Мы увидели, что правая нога отца замотана тканью и кровь проступает сквозь повязку.
— Вы ранены? — испугалась я, — Надо попросить кого-нибудь, чтобы вас отвезли…
Я оглянулась по сторонам и увидела дружинника князя, который был в числе тех, кот спас меня из плена.
Он подошел к нам, посмотрел на отца и тут же привел своего коня. Мы усадили отца в седло и дружинник медленно повел коня к нашему дому. Я видела, что отец держится из последних сил, видимо боль его сильно мучила, он был смертельно бледен, его лоб покрылся испариной, он тяжело дышал и скрипел зубами, чтобы не стонать в голос.
Мы подошли к дому. Осторожно помогли отцу спешится, дружинник закинул руку отца на свое плечо и занес его в дом.
Маменька и Матвей, который уже вернулся домой, кинулись обнимать отца, маменька плакала и гладила его по плечам и лицу, Матвей тоже прослезился, он похлопывал отца по спине, приговаривая:
— Вот ведь как бывает, наконец-то, дождались мы…
Я остановила всех.
— Постойте, мы должны посмотреть, что там с ногой, — я взглянула на отца, — Отец, вас ранили?
Отец кивнул:
— Полоснули ножом, да видать грязь попала, под конец пути меня мужики на себе волокли, — он тяжко вздохнул, — Спасибо, что не бросили.

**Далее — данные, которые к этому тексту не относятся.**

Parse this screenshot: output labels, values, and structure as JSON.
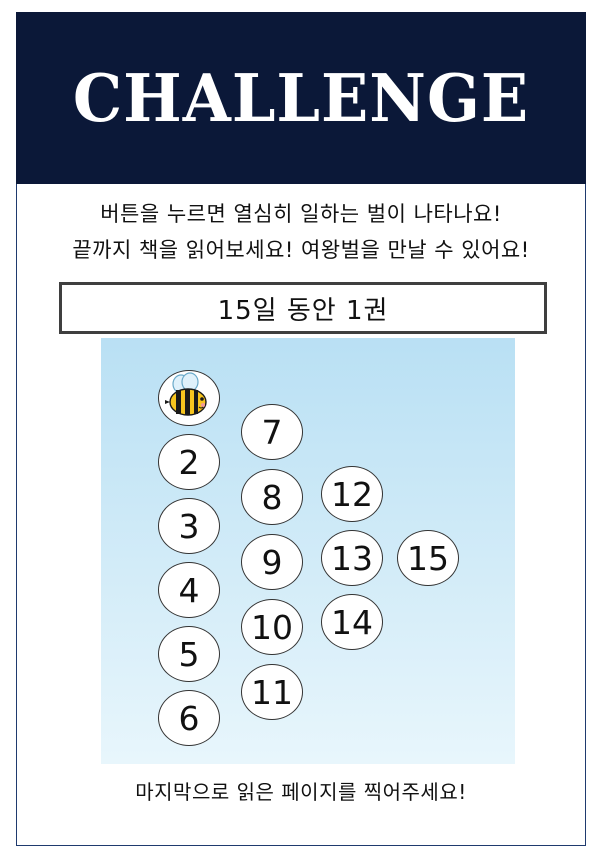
{
  "header": {
    "title": "CHALLENGE"
  },
  "intro": {
    "line1": "버튼을 누르면 열심히 일하는 벌이 나타나요!",
    "line2": "끝까지 책을 읽어보세요! 여왕벌을 만날 수 있어요!"
  },
  "goal": {
    "text": "15일 동안 1권"
  },
  "board": {
    "first_cell_icon": "bee-icon",
    "cells": [
      "2",
      "3",
      "4",
      "5",
      "6",
      "7",
      "8",
      "9",
      "10",
      "11",
      "12",
      "13",
      "14",
      "15"
    ]
  },
  "footer": {
    "text": "마지막으로 읽은 페이지를 찍어주세요!"
  },
  "colors": {
    "header_bg": "#0b1838",
    "frame_border": "#1f3a6e",
    "board_sky_top": "#b9e0f4",
    "board_sky_bottom": "#e8f6fc",
    "bee_yellow": "#f7c51e",
    "bee_black": "#1a1a1a"
  }
}
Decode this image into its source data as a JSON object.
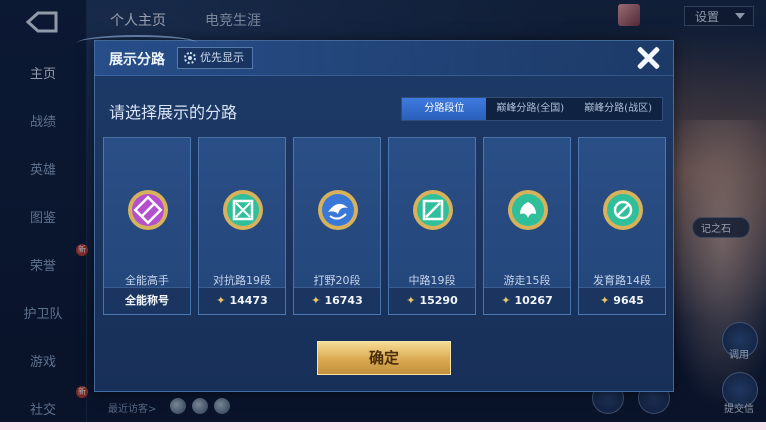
{
  "background": {
    "top_tabs": [
      "个人主页",
      "电竞生涯"
    ],
    "nav_items": [
      "主页",
      "战绩",
      "英雄",
      "图鉴",
      "荣誉",
      "护卫队",
      "游戏",
      "社交"
    ],
    "nav_badges": [
      "新",
      "新"
    ],
    "settings_label": "设置",
    "recent_visitors_label": "最近访客>",
    "side_chip": "记之石",
    "side_buttons": [
      "调用",
      "提交信"
    ]
  },
  "modal": {
    "title": "展示分路",
    "priority_label": "优先显示",
    "subtitle": "请选择展示的分路",
    "tabs": [
      {
        "label": "分路段位",
        "active": true
      },
      {
        "label": "巅峰分路(全国)",
        "active": false
      },
      {
        "label": "巅峰分路(战区)",
        "active": false
      }
    ],
    "cards": [
      {
        "role": "全能高手",
        "value": "全能称号",
        "emblem": "all-rounder-emblem-icon",
        "color": "#b44fd0",
        "star": false
      },
      {
        "role": "对抗路19段",
        "value": "14473",
        "emblem": "clash-lane-emblem-icon",
        "color": "#2fbf9a",
        "star": true
      },
      {
        "role": "打野20段",
        "value": "16743",
        "emblem": "jungle-emblem-icon",
        "color": "#3a78d8",
        "star": true
      },
      {
        "role": "中路19段",
        "value": "15290",
        "emblem": "mid-lane-emblem-icon",
        "color": "#2fbf9a",
        "star": true
      },
      {
        "role": "游走15段",
        "value": "10267",
        "emblem": "roam-emblem-icon",
        "color": "#2fbf9a",
        "star": true
      },
      {
        "role": "发育路14段",
        "value": "9645",
        "emblem": "farm-lane-emblem-icon",
        "color": "#2fbf9a",
        "star": true
      }
    ],
    "confirm_label": "确定"
  }
}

Мы осторожно размотали тряпицу, намотанную вокруг раны и я прижала руку к губам, чтобы не вскрикнуть.
Картина была плачевная. Нога отекла и посинела, было видно, что внутри скопился гной. Я представляла, что нужно вскрывать воспаление и чистить рану, а еще необходимы антибиотики. Но где мы их возьмем? Я посмотрела на Матвея и дала ему знак выйти.
Мы вышли во двор.
— Матвей, дело серьезное, — я старалась говорить спокойно, — Он может не только ногу потерять, но и умереть. Есть ли где-нибудь поблизости лекарь? Отцу нужна срочно помощь.
Матвей почесал затылок:
— Какие у нас лекари? Сама ведь знаешь, повитуха есть, но отцу она без надобности.
Лекарь был старый, помер недавно.
Матвей сел на ступеньку и задумчиво сказал:
— Была, правда, одна знахарка, но ее давно не видели…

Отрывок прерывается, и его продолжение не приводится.